I could have done with less up in my secondary location but just was mimicking for simplicity the exact network setup (hardware wise) I have at home. Unquestionably overkill in retrospect!

 

[Kingp1n]

This little TP-Link ER605 along with similar Ubiquiti ER-X and MikroTik hEX entry-level business class routers all under $100 do multi-WAN fail over/back and load balancing much better than any Asus router I have played with in recent years and on any firmware. Other features in Asuswrt are used for mostly marketing purposes. Dual WAN is only one of them. You've got RGB lights though - none of the routers above have this feature.

@Tech9 Have you tried/used the Failover Script by @Ranger802004? At least theres a script available to fix the issue.

 

[sunactive]

Yeah, that will be my next attempt when I am back at the remote location, to play around with. Though since I already have the ER605 and I know it works fine, I am also tempted just to set that up again in front of the router. Not sure.

 

[Tech9]

@Tech9 Have you tried/used the Failover Script by @Ranger802004?

No. I have dual ISP at my business only and that means I need to carry the router there afterhours. Also latest Asuswrt-Merlin required for this script doesn't work well on AX86U router I have at the moment. There is known working well solution for $60 on any router and firmware - no need to.

 

[Ranger802004]

No. I have dual ISP at my business only and that means I need to carry the router there afterhours. Also latest Asuswrt-Merlin required for this script doesn't work well on AX86U router I have at the moment. There is known working well solution for $60 on any router and firmware - no need to.

Are you referring to the rules being created for monitoring?
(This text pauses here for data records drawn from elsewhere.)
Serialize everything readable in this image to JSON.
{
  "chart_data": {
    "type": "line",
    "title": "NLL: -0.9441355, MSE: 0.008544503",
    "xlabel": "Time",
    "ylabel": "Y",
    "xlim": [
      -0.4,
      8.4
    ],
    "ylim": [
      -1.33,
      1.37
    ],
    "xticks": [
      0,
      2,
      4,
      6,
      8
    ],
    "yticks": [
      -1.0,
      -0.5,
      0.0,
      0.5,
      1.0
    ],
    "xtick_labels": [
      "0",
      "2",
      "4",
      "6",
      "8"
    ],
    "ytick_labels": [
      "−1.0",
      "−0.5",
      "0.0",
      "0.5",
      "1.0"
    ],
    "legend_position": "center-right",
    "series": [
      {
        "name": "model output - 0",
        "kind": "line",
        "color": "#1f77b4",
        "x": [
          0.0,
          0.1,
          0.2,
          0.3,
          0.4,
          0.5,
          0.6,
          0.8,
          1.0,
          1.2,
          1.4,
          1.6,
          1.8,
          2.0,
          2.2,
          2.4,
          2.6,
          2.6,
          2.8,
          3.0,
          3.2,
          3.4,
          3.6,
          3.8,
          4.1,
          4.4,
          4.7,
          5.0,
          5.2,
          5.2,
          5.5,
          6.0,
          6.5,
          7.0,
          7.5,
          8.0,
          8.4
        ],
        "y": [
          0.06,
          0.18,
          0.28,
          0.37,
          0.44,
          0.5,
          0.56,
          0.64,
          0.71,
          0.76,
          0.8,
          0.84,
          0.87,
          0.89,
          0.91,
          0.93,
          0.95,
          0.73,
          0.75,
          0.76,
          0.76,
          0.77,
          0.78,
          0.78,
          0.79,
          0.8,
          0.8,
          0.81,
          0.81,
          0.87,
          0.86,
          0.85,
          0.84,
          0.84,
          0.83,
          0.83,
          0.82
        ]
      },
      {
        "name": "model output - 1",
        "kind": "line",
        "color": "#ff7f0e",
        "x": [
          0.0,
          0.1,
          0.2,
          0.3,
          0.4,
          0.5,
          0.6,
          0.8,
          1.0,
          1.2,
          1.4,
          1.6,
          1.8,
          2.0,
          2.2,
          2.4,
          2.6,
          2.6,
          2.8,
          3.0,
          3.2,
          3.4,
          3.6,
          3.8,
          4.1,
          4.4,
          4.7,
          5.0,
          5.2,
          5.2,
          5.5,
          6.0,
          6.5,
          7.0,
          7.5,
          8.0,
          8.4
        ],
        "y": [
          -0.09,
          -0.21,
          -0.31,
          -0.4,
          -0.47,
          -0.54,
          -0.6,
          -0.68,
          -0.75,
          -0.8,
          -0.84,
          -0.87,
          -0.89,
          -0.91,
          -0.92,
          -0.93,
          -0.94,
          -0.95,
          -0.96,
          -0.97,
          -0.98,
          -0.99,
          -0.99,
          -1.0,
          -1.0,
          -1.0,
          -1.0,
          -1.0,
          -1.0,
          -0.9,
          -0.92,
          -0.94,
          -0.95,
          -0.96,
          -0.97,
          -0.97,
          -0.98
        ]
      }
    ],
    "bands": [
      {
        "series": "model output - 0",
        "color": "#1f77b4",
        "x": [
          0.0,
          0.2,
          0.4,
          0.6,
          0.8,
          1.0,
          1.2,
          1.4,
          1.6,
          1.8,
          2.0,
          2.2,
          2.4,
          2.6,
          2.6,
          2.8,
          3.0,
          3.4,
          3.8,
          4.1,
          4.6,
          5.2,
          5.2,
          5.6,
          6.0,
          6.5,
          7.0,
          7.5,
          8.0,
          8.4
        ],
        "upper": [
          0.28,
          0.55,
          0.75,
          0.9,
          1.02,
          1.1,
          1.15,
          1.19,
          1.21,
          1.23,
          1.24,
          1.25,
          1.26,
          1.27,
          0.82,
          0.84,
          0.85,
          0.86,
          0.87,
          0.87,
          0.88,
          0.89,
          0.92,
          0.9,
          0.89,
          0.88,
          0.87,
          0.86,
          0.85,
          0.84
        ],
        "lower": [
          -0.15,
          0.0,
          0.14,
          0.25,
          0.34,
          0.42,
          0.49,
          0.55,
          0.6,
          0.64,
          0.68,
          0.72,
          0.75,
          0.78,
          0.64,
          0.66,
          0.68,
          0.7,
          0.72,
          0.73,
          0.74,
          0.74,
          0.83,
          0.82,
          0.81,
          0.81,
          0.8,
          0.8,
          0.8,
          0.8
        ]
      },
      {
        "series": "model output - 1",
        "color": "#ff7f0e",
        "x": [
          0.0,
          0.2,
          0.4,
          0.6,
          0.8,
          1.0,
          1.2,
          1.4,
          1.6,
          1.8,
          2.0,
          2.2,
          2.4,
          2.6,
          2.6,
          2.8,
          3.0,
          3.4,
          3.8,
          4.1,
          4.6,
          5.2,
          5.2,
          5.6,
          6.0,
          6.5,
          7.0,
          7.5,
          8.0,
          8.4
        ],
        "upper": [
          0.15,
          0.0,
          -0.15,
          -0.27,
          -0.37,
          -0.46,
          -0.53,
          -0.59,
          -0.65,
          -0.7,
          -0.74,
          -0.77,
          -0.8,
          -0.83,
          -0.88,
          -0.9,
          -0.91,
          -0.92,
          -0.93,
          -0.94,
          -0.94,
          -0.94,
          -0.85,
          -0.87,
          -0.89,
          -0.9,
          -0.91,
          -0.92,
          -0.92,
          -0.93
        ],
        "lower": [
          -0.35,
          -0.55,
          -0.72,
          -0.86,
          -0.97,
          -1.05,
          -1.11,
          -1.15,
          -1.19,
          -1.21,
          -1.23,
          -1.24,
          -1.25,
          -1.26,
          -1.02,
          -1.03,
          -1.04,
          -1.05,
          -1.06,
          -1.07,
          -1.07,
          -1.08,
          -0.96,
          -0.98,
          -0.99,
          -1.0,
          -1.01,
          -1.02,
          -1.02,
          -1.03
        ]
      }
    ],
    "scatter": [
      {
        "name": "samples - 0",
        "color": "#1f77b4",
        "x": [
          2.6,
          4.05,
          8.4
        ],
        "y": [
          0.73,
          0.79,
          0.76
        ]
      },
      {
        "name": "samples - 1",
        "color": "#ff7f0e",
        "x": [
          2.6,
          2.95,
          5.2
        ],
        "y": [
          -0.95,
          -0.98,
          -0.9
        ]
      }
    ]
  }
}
I own an AX86U and validate testing results on it and an AX11000 for publishing updated.

 

[Tech9]

Are you referring to the rules being created for monitoring?

No. The latest Asuswrt-Merlin for this router is not good. There is nothing to test there when Wi-Fi is not working properly. I have to downgrade to 386.7_2 or even 386.5_2 to have a stable system first and then eventually test something on it. I don't test anything anymore for many reasons.

 

[Ranger802004]

No. The latest Asuswrt-Merlin for this router was not good. There is nothing to test there when Wi-Fi is not working properly. I have to downgrade to 386.7_2 or even 386.5_2 to have a stable system first and then eventually test something on it. I don't test anything anymore for many different reasons.

Those firmware versions should work as well with my script. If not let me know and I can figure something out.